Breaking Bad never really went away. Despite having one of the most acclaimed series finales of all time, Vince Gilligan never truly stopped telling the story. This was most apparent last October, when the continuation El Camino: A Breaking Bad Movie launched on Netflix (which we reviewed right here! https://acobserver.com/arts-entertainment/2019/10/16/the-new-breaking-bad-movie-is-solid-but-unnecessary/). It was a huge hit with audiences, instantly becoming one of the most watched Netflix films ever. I liked the film enough, though I don’t think it compares to the either of the series. That’s right, I said either of them, as Better Call Saul should not be overlooked. Critics have loved Saul since the beginning, but compared to its big brother, it hasn’t made nearly as much of a cultural splash. Which is a shame, because I think Saul is just as great as Breaking Bad, and potentially even better. It’s not addictive and explosive like Bad, but it’s introspective and emotional in a way Bad never was. In Scorsese terms, Breaking Bad is Goodfellas, while Better Call Saul is The Irishman.
AMC has just released the first two episodes of Season 5, which they’ve also announced is the penultimate season of the show. It makes sense that the story is coming to close, since Jimmy McGill has almost finished his descent to Saul Goodman. The new episodes show him lying and conning to gain new clients, a habit that will never go away. Much like Walter White and Heisenberg, the show is all about how an ordinary man can become a criminal supervillain. But here’s the difference: Walt was never a good person. He was always a disturbing parody of the average American. His descent to crime somehow felt fitting and perversely entertaining.

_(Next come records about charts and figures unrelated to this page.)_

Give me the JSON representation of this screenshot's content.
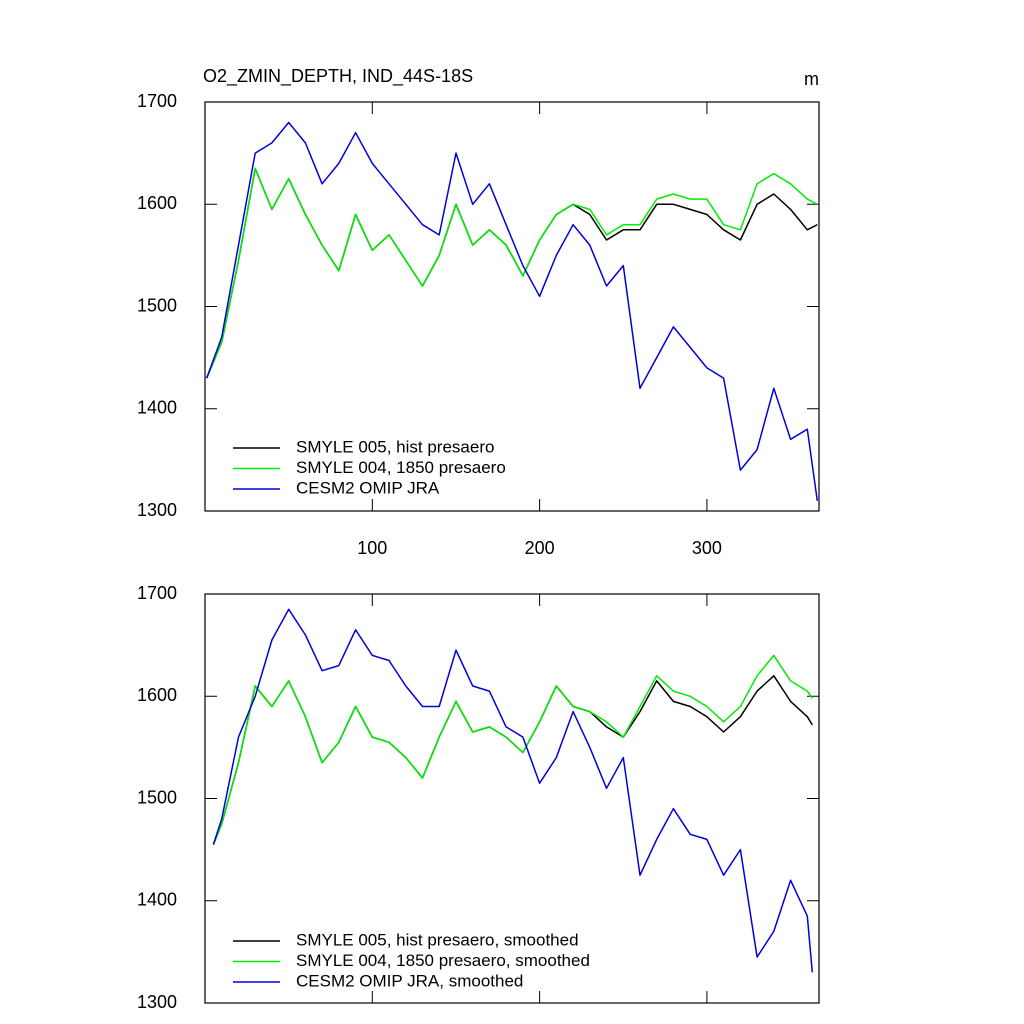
{
  "chart_data": [
    {
      "type": "line",
      "title": "O2_ZMIN_DEPTH, IND_44S-18S",
      "units": "m",
      "x": [
        1,
        10,
        20,
        30,
        40,
        50,
        60,
        70,
        80,
        90,
        100,
        110,
        120,
        130,
        140,
        150,
        160,
        170,
        180,
        190,
        200,
        210,
        220,
        230,
        240,
        250,
        260,
        270,
        280,
        290,
        300,
        310,
        320,
        330,
        340,
        350,
        360,
        366
      ],
      "series": [
        {
          "name": "SMYLE 005, hist presaero",
          "color": "#000000",
          "values": [
            1430,
            1465,
            1545,
            1635,
            1595,
            1625,
            1590,
            1560,
            1535,
            1590,
            1555,
            1570,
            1545,
            1520,
            1550,
            1600,
            1560,
            1575,
            1560,
            1530,
            1565,
            1590,
            1600,
            1590,
            1565,
            1575,
            1575,
            1600,
            1600,
            1595,
            1590,
            1575,
            1565,
            1600,
            1610,
            1595,
            1575,
            1580
          ]
        },
        {
          "name": "SMYLE 004, 1850 presaero",
          "color": "#00ee00",
          "values": [
            1430,
            1465,
            1545,
            1635,
            1595,
            1625,
            1590,
            1560,
            1535,
            1590,
            1555,
            1570,
            1545,
            1520,
            1550,
            1600,
            1560,
            1575,
            1560,
            1530,
            1565,
            1590,
            1600,
            1595,
            1570,
            1580,
            1580,
            1605,
            1610,
            1605,
            1605,
            1580,
            1575,
            1620,
            1630,
            1620,
            1605,
            1600
          ]
        },
        {
          "name": "CESM2 OMIP JRA",
          "color": "#0000dd",
          "values": [
            1430,
            1470,
            1560,
            1650,
            1660,
            1680,
            1660,
            1620,
            1640,
            1670,
            1640,
            1620,
            1600,
            1580,
            1570,
            1650,
            1600,
            1620,
            1580,
            1540,
            1510,
            1550,
            1580,
            1560,
            1520,
            1540,
            1420,
            1450,
            1480,
            1460,
            1440,
            1430,
            1340,
            1360,
            1420,
            1370,
            1380,
            1310
          ]
        }
      ],
      "xlim": [
        0,
        367
      ],
      "xticks": [
        100,
        200,
        300
      ],
      "ylim": [
        1300,
        1700
      ],
      "yticks": [
        1300,
        1400,
        1500,
        1600,
        1700
      ],
      "xticklabels": true
    },
    {
      "type": "line",
      "x": [
        5,
        10,
        20,
        30,
        40,
        50,
        60,
        70,
        80,
        90,
        100,
        110,
        120,
        130,
        140,
        150,
        160,
        170,
        180,
        190,
        200,
        210,
        220,
        230,
        240,
        250,
        260,
        270,
        280,
        290,
        300,
        310,
        320,
        330,
        340,
        350,
        360,
        363
      ],
      "series": [
        {
          "name": "SMYLE 005, hist presaero, smoothed",
          "color": "#000000",
          "values": [
            1455,
            1475,
            1535,
            1610,
            1590,
            1615,
            1580,
            1535,
            1555,
            1590,
            1560,
            1555,
            1540,
            1520,
            1560,
            1595,
            1565,
            1570,
            1560,
            1545,
            1575,
            1610,
            1590,
            1585,
            1570,
            1560,
            1585,
            1615,
            1595,
            1590,
            1580,
            1565,
            1580,
            1605,
            1620,
            1595,
            1580,
            1572
          ]
        },
        {
          "name": "SMYLE 004, 1850 presaero, smoothed",
          "color": "#00ee00",
          "values": [
            1455,
            1475,
            1535,
            1610,
            1590,
            1615,
            1580,
            1535,
            1555,
            1590,
            1560,
            1555,
            1540,
            1520,
            1560,
            1595,
            1565,
            1570,
            1560,
            1545,
            1575,
            1610,
            1590,
            1585,
            1575,
            1560,
            1590,
            1620,
            1605,
            1600,
            1590,
            1575,
            1590,
            1620,
            1640,
            1615,
            1605,
            1598
          ]
        },
        {
          "name": "CESM2 OMIP JRA, smoothed",
          "color": "#0000dd",
          "values": [
            1455,
            1480,
            1560,
            1600,
            1655,
            1685,
            1660,
            1625,
            1630,
            1665,
            1640,
            1635,
            1610,
            1590,
            1590,
            1645,
            1610,
            1605,
            1570,
            1560,
            1515,
            1540,
            1585,
            1550,
            1510,
            1540,
            1425,
            1460,
            1490,
            1465,
            1460,
            1425,
            1450,
            1345,
            1370,
            1420,
            1385,
            1330
          ]
        }
      ],
      "xlim": [
        0,
        367
      ],
      "xticks": [
        100,
        200,
        300
      ],
      "ylim": [
        1300,
        1700
      ],
      "yticks": [
        1300,
        1400,
        1500,
        1600,
        1700
      ],
      "xticklabels": false
    }
  ]
}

But Jimmy is such a likeable character, and we don’t want him to become a slimy coward like Saul. But alas, from the very first episode, we knew it was inevitable. It cannot be overstated how amazing of a job Bob Odenkirk does playing this character. In every scene, he manages to capture so many different nuances and emotions. His range on this show is among the best I’ve ever seen from an actor.
On the other side of things, we have Jonathan Banks once again playing fan favorite Mike Ehrmantraut. And as great as he was on Breaking Bad, I’ve always liked him even more on this show. It’s unbelievable how Banks has been playing this character since 2009, and yet he’s still finding new depths and facets. In the new episodes, he’s dealing with depression and self-loathing, following his obligated murder of Werner Ziegler. We’ve never seen him this emotionally effected by a job before, and it’s kind of strange to see. One heartbreaking scene involves him lashing out to his granddaughter Kaylee, which is something I never thought I’d see from her Pop Pop. It’s a compelling arc, and I’m excited to see where it goes.
Season 5 already has plenty of great moments. We got two darkly funny montages, one with Saul ripping off clients set to “The Sidewinder”; and another of two thugs’ reckless joyride motivated by Saul’s promise of “50% OFF!” We got great moments from Kim Wexler and Nacho, as they both grapple with their expectations of criminality. We got to see Saul’s elevator trick, which is surely one of the most hilarious moments of the entire series. And as a priceless treat, we got one more surprise scene with late great Robert Forster. The future episodes have confirmed guest appearances by Hank Schrader and Steven Gomez, and we’re sure to see more of the legendary Gustavo Fring. It’s sure to be another fantastic season, and I can’t wait to see more. Vince Gilligan and company have yet to disappoint.
New episodes of Better Call Saul air Monday nights on AMC.